Le Mento est la première musique populaire jamaïcaine. Ce terme apparu au début du XIXe siècle décrit également la danse libre qui l’accompagne. Ce mouvement plonge ses racines dans les rituels ashantis, et d’autres ethnies ouest-africaines.

Il y a deux sortes de Mento :

- Le Mento issu des campagnes

- Le Mento des villes ou urbain

Le Mento issu des campagnes

Il s’agit du croisement d’influences européennes, ouest africaines et bantoue. Proche du calypso de Trinidad, le Mento s’en différencie par son rythme plus chaloupé que celui du calypso, et par son répertoire original (même si de nombreux airs de calypso furent adaptés en Mento au fil du temps).
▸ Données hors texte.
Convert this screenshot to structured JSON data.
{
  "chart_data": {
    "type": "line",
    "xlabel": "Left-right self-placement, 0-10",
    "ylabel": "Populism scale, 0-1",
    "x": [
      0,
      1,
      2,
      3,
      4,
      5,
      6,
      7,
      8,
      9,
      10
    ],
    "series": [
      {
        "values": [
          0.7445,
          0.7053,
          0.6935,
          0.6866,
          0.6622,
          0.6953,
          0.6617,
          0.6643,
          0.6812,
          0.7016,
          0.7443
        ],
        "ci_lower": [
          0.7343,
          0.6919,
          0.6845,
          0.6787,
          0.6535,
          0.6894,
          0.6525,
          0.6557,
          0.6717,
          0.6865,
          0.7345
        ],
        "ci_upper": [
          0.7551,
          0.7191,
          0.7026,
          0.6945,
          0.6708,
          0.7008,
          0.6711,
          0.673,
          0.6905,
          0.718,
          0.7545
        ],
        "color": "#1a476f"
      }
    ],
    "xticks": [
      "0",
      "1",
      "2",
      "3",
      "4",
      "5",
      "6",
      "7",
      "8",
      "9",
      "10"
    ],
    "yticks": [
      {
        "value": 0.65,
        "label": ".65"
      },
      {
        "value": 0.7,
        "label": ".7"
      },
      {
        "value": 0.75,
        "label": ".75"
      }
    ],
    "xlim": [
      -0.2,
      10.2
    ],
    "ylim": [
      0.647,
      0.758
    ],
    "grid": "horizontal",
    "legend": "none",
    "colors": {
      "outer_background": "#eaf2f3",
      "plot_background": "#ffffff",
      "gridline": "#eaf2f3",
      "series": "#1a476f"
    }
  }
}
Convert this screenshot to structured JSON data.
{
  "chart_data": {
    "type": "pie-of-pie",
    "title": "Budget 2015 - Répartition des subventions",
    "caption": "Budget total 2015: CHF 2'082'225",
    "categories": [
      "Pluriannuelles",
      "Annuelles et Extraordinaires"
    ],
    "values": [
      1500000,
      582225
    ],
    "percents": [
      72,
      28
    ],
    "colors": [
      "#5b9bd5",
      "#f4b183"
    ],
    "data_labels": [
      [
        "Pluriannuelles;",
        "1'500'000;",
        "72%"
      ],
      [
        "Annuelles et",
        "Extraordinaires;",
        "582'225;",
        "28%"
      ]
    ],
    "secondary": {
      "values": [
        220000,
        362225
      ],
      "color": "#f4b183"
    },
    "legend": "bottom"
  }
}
Les instruments habituellement utilisés sont la guitare acoustique, le banjo, la rumba box, diverses percussions et un instrument à vent artisanalement construit en bambou (saxophone, flûte, ou clarinette). L’emploi du banjo et de la rumba box donne souvent à cette musique une saveur proche d’une sorte de Reggae acoustique primitif.

Le banjo remplit le rôle que la guitare remplira plus tard dans le Reggae, marquant le contretemps de façon continue ou pouvant jouer en tant que lead. La rumba box remplit le rôle de la basse. Il s’agit d’un gros piano à pouces produisant des notes graves, héritier de la Kalimba.

Le Mento urbain

Le Mento urbain apparaît plus tard. Ce style joué par des groupes professionnels lors de soirées dansantes est plus policé et professionnel. Les instruments en bambou sont remplacés par de « vrais » instruments, les percussions sont plus ordonnées et sont influencées par des musiques « latinos ». Ce mento est fortement influencé par le jazz (saxophone, trompette, piano, etc.) : en effet après-guerre, beaucoup de touristes américains viennent en Jamaïque en apportant avec eux le R&B. Les thèmes fréquemment abordés par le Mento sont les critiques de la vie sociale et politique, des chants de travail, et des textes à double sens où la sexualité a une grande importance.

Ce style disparaît dans les années 70, contrairement au style rural, toujours vivant de nos jours.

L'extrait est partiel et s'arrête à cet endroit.